Shares of NoonTalk Media climbed more than 40 per cent through the week to close at 7.6 cents on Nov 28.

This comes after the company’s remuneration committee said that the firm’s key management personnel are paid fairly, despite­ the company recording losses each year since it listed on the SGX Catalist board in 2022.

NoonTalk CEO Dasmond Koh was paid $300,891 for the financial year 2025.

NoonTalk Media’s independent auditor had raised doubts in October about the group’s ability to continue as a going concern, citing net liabilities and substantial losses for the financial year ended June 30.

The auditor reported that the group’s financial conditions indicated the existence of a material uncertainty.

Beyond the Republic, Apple has cut dozens of sales positions as it streamlines how it sells products to corporates, schools and government agencies, in a rare round of layoffs for the iPhone maker. The company did not disclose how many roles were affected.
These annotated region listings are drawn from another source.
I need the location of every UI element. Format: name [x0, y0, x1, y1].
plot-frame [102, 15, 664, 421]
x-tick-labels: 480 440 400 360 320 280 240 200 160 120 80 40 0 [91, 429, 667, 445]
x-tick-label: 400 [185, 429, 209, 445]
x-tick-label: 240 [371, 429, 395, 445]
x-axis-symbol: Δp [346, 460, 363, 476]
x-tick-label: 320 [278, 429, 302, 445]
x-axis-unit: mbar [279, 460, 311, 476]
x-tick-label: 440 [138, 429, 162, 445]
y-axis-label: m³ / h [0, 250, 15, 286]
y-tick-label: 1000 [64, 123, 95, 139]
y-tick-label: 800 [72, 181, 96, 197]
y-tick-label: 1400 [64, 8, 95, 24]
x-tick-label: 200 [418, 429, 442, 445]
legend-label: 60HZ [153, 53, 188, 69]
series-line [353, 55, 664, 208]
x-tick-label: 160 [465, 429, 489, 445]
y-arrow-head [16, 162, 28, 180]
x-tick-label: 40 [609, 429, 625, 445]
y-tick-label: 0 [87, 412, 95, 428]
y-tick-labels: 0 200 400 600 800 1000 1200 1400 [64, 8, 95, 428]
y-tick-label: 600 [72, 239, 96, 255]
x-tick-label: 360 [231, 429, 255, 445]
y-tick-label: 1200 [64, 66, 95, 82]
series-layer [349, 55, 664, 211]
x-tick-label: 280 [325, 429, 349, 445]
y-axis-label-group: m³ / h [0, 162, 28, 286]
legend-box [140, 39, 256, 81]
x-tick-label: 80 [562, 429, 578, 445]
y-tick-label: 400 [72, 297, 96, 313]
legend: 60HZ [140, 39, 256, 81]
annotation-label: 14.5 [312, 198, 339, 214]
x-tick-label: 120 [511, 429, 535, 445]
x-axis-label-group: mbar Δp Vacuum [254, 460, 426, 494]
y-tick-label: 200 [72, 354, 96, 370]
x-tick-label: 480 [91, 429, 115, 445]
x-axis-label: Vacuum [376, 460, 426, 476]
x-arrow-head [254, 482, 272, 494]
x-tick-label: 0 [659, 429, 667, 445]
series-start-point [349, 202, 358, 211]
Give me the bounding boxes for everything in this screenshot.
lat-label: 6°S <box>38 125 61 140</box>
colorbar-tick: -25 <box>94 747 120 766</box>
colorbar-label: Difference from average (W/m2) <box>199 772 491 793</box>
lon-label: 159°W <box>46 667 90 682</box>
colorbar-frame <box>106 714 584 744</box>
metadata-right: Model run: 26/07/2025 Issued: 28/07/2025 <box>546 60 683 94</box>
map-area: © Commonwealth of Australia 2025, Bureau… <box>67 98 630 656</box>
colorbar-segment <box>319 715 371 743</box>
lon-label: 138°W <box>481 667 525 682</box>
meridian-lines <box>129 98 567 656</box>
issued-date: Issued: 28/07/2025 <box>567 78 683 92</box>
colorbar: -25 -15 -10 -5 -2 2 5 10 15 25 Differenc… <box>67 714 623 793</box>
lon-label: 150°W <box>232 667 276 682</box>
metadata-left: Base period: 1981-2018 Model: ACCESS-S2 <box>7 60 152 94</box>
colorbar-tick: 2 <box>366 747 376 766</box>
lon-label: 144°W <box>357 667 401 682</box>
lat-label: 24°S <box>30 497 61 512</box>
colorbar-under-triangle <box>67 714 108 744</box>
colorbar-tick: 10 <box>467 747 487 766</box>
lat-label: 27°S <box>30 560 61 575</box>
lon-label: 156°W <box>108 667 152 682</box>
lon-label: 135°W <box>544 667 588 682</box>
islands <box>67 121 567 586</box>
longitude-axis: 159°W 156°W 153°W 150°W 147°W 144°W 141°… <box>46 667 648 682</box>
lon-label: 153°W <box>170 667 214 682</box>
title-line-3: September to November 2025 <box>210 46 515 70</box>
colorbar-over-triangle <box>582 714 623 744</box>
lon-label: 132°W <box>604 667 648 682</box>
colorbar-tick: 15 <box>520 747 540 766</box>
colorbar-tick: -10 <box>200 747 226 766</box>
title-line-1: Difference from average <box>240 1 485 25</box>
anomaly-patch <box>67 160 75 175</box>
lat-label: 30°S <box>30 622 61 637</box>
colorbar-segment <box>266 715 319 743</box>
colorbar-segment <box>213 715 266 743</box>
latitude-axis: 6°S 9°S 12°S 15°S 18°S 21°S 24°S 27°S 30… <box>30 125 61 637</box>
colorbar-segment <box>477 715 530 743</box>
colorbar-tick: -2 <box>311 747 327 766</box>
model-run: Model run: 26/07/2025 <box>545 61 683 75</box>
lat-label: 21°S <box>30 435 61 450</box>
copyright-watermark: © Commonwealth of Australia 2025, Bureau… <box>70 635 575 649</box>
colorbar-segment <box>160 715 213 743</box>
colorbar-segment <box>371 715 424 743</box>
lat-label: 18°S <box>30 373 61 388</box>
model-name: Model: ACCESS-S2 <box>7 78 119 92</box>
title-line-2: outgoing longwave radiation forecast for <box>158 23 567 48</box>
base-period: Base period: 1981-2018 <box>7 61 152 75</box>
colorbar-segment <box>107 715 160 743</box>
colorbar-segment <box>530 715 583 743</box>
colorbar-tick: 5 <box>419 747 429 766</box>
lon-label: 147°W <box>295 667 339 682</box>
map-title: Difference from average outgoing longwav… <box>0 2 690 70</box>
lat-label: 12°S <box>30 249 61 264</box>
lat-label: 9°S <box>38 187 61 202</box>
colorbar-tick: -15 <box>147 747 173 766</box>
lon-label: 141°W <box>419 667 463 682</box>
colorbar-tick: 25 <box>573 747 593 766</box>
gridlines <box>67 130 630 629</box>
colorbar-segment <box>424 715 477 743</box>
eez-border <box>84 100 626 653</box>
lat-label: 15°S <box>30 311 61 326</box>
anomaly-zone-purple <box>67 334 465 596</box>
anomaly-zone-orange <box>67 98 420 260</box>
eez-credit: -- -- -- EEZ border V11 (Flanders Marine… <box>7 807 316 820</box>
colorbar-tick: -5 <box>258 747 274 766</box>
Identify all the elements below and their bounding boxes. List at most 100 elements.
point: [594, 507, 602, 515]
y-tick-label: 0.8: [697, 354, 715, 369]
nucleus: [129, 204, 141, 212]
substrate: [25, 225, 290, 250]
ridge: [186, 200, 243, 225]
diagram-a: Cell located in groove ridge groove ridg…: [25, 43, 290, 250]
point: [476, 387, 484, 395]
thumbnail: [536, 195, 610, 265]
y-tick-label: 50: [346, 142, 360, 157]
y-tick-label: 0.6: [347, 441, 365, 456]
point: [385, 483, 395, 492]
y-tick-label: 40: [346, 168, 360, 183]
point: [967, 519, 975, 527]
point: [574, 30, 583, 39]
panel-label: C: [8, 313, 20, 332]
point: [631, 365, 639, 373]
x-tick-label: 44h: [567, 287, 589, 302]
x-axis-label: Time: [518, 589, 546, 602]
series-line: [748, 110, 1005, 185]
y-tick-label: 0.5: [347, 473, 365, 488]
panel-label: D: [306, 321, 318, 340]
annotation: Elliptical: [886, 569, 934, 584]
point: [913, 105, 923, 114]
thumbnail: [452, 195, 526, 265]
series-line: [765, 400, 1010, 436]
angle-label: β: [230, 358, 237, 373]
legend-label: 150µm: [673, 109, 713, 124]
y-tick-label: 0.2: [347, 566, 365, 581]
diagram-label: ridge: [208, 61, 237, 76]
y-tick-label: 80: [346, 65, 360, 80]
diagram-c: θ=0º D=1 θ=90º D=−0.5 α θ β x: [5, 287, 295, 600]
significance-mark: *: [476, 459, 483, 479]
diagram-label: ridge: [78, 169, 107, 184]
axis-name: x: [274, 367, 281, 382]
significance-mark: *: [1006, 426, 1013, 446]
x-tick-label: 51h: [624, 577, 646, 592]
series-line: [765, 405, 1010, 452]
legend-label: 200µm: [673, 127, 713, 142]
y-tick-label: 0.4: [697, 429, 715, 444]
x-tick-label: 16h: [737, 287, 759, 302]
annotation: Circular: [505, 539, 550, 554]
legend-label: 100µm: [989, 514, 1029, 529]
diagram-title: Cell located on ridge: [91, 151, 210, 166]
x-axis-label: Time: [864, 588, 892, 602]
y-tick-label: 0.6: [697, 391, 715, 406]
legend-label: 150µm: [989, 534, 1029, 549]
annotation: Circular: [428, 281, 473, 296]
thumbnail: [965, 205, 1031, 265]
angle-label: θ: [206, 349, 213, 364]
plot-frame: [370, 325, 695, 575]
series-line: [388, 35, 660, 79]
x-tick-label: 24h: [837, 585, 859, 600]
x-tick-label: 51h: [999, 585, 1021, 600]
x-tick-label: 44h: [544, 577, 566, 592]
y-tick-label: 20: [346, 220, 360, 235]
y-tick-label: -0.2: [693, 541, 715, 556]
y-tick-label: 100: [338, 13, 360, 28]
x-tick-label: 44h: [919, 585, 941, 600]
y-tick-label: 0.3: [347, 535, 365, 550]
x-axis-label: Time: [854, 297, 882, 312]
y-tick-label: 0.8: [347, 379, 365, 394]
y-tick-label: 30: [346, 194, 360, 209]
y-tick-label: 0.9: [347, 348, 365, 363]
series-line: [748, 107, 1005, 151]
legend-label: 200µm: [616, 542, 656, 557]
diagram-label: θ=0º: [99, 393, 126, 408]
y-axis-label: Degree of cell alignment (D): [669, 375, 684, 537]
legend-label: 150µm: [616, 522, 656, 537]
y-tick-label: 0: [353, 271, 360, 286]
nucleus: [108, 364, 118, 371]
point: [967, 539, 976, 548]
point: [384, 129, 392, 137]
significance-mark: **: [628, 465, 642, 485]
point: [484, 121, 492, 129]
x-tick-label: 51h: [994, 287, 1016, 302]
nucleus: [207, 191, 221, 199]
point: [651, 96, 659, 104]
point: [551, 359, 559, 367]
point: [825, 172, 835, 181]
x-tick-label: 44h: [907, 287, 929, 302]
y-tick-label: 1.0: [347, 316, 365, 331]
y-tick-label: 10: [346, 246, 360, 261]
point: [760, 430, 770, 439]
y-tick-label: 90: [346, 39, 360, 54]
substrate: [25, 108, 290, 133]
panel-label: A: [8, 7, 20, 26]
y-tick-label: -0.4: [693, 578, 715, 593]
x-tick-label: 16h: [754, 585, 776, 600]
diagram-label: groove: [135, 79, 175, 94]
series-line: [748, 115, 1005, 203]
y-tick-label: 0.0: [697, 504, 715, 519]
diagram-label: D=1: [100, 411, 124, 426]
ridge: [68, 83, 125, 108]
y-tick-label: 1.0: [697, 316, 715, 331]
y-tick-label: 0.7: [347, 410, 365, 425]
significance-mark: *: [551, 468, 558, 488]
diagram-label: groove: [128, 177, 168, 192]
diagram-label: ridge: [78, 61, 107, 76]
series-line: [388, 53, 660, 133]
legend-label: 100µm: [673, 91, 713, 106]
Shares of Apple edged up 2.4 per cent to close at US$277.55 on Nov 28.

Fellow tech company HP announced on Nov 25 a major restructuring that will cut about 10 per cent of its global workforce, as it pivots towards artificial intelligence (AI) to improve efficiency.

The firm said it expects to reduce between 4,000 and 6,000 roles worldwide as it adopts more AI tools to drive innovation and enhance customer experience.

Meanwhile, Google parent Alphabet is nearing a historic US$4 trillion market valuation, lifted by a year-long rally driven by its focus on AI tools. Shares of Alphabet climbed more than 5 per cent to close at US$320.28 on Nov 28.

In contrast, Nvidia shares fell 8 per cent for the week to close at US$180.26 on Nov 28, after reports that Facebook parent Meta is considering using chips designed by Google.

What to look out for this week

Singapore’s purchasing managers’ index – a gauge of the manufacturing sector’s health – will be released on Dec 2.

Market jitters may continue to ease after US President Donald Trump asked Japanese Prime Minister Sanae Takaichi in a call last week to avoid further escalation in a dispute with China.